I had a mildly traumatic experience in the Westfield Plaza Food Court a couple of days ago, and it’s been reverberating with me ever since.
I was having my usual Roadhouse salad with chicken, minus the onion rings, and was steeped in joyful contentment. I had accomplished a lot during the day, after a workout at the gym the day before, and was basking in the warmth of kinship with all the feeding people around me, looking from face to face and reveling in the display of human feeling spread out in the large space like an emotional smorgasbord.
And then this one woman’s face briefly caught my eye. She seemed to be looking for someone and feeling mild distress at not finding them—a common sight in this busy hub. The food court is a popular place for people to meet, and I’ve often seen people on their cell phones looking around more or less frantically and saying, “Where are you?”
But something about this woman—I can’t say what—triggered a radical transformation in my mood. This vast, familiar space suddenly seemed alien, as if I had been transported to another planet, and the people who had moments before seemed like brothers and sisters now appeared as hollow shells of themselves, with no emotional connection to me at all.
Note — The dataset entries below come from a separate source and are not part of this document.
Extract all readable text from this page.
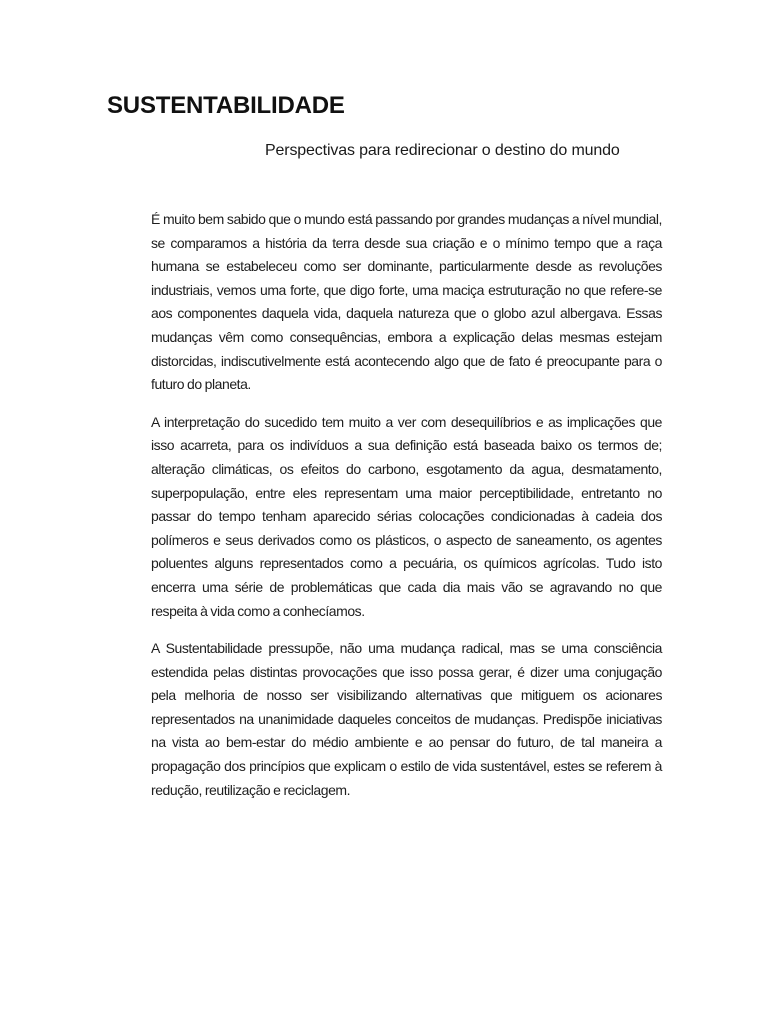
SUSTENTABILIDADE
Perspectivas para redirecionar o destino do mundo

É muito bem sabido que o mundo está passando por grandes mudanças a nível mundial, se comparamos a história da terra desde sua criação e o mínimo tempo que a raça humana se estabeleceu como ser dominante, particularmente desde as revoluções industriais, vemos uma forte, que digo forte, uma maciça estruturação no que refere-se aos componentes daquela vida, daquela natureza que o globo azul albergava. Essas mudanças vêm como consequências, embora a explicação delas mesmas estejam distorcidas, indiscutivelmente está acontecendo algo que de fato é preocupante para o futuro do planeta.

A interpretação do sucedido tem muito a ver com desequilíbrios e as implicações que isso acarreta, para os indivíduos a sua definição está baseada baixo os termos de; alteração climáticas, os efeitos do carbono, esgotamento da agua, desmatamento, superpopulação, entre eles representam uma maior perceptibilidade, entretanto no passar do tempo tenham aparecido sérias colocações condicionadas à cadeia dos polímeros e seus derivados como os plásticos, o aspecto de saneamento, os agentes poluentes alguns representados como a pecuária, os químicos agrícolas. Tudo isto encerra uma série de problemáticas que cada dia mais vão se agravando no que respeita à vida como a conhecíamos.

A Sustentabilidade pressupõe, não uma mudança radical, mas se uma consciência estendida pelas distintas provocações que isso possa gerar, é dizer uma conjugação pela melhoria de nosso ser visibilizando alternativas que mitiguem os acionares representados na unanimidade daqueles conceitos de mudanças. Predispõe iniciativas na vista ao bem-estar do médio ambiente e ao pensar do futuro, de tal maneira a propagação dos princípios que explicam o estilo de vida sustentável, estes se referem à redução, reutilização e reciclagem.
The contrast to my prior mood was stark. My state of joyful contentment had evaporated, leaving a fog of depression and mild panic in its place. I looked at the faces around me, trying to regain some sense of connection, and the fog slowly dissipated, not quite returning me to my former bliss, but at least the depression and panic were gone.
I felt a bit shaken, uneasy. My feeling of being at home in the world, nestled among my fellow humans, had seemed so stable, so secure, that having it instantaneously stripped away and replaced by its opposite left anxiety and foreboding in its wake. Some cue beyond conscious awareness had flipped my emotional compass, and there was no way of knowing how soon it might happen again.
I found myself thinking about the mental mechanics of such a change. The incident had given me a vivid, real-life example of something I had known intellectually for years and had experienced in milder forms—that the brain creates my experience, both conscious perceptions and emotional reactions to them. I’ve learned to pay attention to shifts in mental imagery and mood, and have become familiar with the seeming caprice of my brain’s reactions. The incident at the food court was just a more emphatic example of a phenomenon I was familiar with. Something about that woman’s face had resonated with a patch of neurons in my brain, and although I have a clear image of her face in that moment, what that something was has not been raised to the level of consciousness.
On the BART train back to Oakland, I looked at my fellow passengers, immersed in their books and devices, and wondered if these activities anchored them in a sense of stability, insulating them from the potential chaos of a brain on the loose.
In the two days since, I have found myself with a new attitude toward the comfortable feeling of familiarity that is my norm. Puttering around my apartment, walking through the neighborhood, at the gym again yesterday, my life is almost entirely free of stress and anxiety. This little part of the world is my home, and peace and contentment are the rule. But I now have a new awareness that those feelings, natural and inevitable as they ordinarily seem, are being generated by a brain that is capable of turning them inside out in a heartbeat, given the right stimulus. I realize that it is my good fortune that its reactions are, for the most part, pleasant and stable.
Having come to a more vivid realization of its capabilities, my brain seems to be incorporating the insight into it’s modus operandi. Hopefully, the next time it finds itself rocketed into a world of alienation and fear by some random stimulus, it will remember, “Oh yeah, this kind of thing can happen, given my architecture, but it’s not pleasant, and doesn’t seem to contribute to my organism’s adaptation to the world. Please disregard this random fluctuation in the matrix.”